January 13, 2009 | Comments 0

Don’t Forget The Rum

island-drinks-150x1501No matter where you travel in the Caribbean you will quickly realize each island seems to have a unique drink it has created and adopted as it’s own. If you are a first-time cruise vacationer you quickly learn that on each tour you take you will be handed some type of complimentary drink. Usually in the Caribbean they all have rum as the main ingredient. You will never know how much you can do with rum until you visit the islands.

We were recently on the island of Nevis visiting the Nesbit Plantation. The rum drinks flowed freely. Having visited many other islands I expected the typical twist on the traditional fruity rum drink to be available.

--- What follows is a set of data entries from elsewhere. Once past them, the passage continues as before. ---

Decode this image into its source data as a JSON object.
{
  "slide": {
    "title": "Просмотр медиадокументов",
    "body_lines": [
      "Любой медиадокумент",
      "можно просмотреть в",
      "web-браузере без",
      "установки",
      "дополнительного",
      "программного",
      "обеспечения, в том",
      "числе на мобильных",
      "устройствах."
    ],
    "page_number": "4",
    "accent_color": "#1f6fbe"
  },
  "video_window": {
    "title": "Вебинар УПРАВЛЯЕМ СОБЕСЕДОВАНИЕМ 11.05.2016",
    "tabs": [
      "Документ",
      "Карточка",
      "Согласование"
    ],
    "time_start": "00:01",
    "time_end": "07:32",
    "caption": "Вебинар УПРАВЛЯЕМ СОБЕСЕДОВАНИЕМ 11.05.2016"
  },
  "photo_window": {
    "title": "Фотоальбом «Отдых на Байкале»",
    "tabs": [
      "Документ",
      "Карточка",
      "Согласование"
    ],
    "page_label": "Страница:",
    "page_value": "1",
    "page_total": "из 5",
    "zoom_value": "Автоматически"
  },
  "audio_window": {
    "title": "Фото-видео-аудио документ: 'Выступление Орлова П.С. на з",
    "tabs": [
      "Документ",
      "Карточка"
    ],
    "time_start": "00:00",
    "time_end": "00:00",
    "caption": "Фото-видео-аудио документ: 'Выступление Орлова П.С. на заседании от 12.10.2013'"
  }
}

I am not sure if what they served us was their own concoction or not but I didn’t like it. It seemingly tasted of pepper. I guess they call it “spiced rum”. Truthfully, it was the first rum drink I ever poured out. I guess it takes an acquired taste. Thankfully earlier that week we had discovered Sunshine’s Beach Bar and Grill where we were introduced to the famous “Killer Bee” drink. The name suits it well. It might look like a small innocent drink but it certainly does “sting” like a swarming bunch of white faced hornets you just ran over with your lawn mower. We watched the bartender make them for us but all we could see was his upper arms moving because he was hiding the secret ingredients and the precise measurements of each below the bar and out of sight. I googled the drink “Killer Bee” and found what is claimed to be “damn close” to the original recipe if not exact on the Nevis Blog:

Rum = 1/3 overproof (151º or higher) and 2/3 “normal” rum (NOT SPICED)
Passion Fruit juice (Don’t use the crap with apple or grape juice!)

Mix ahead of time:
1/3 Rum mixture (above)
1/3 Passion Fruit juice (above)
1/3 Club soda
Honey to taste
Lime juice FRESH squeezed

Give us your feedback if you like the recipe. Still, it really is not the same as relaxing on the beach sitting at Sunshine’s bar sipping the drink slowly (or at whatever pace you choose) along with one of his famous grilled seafood delights. You need the familiar sounds of island music playing in the background while a local man tries to panhandle a tip for the entertainment his monkey is providing to really understand the drink.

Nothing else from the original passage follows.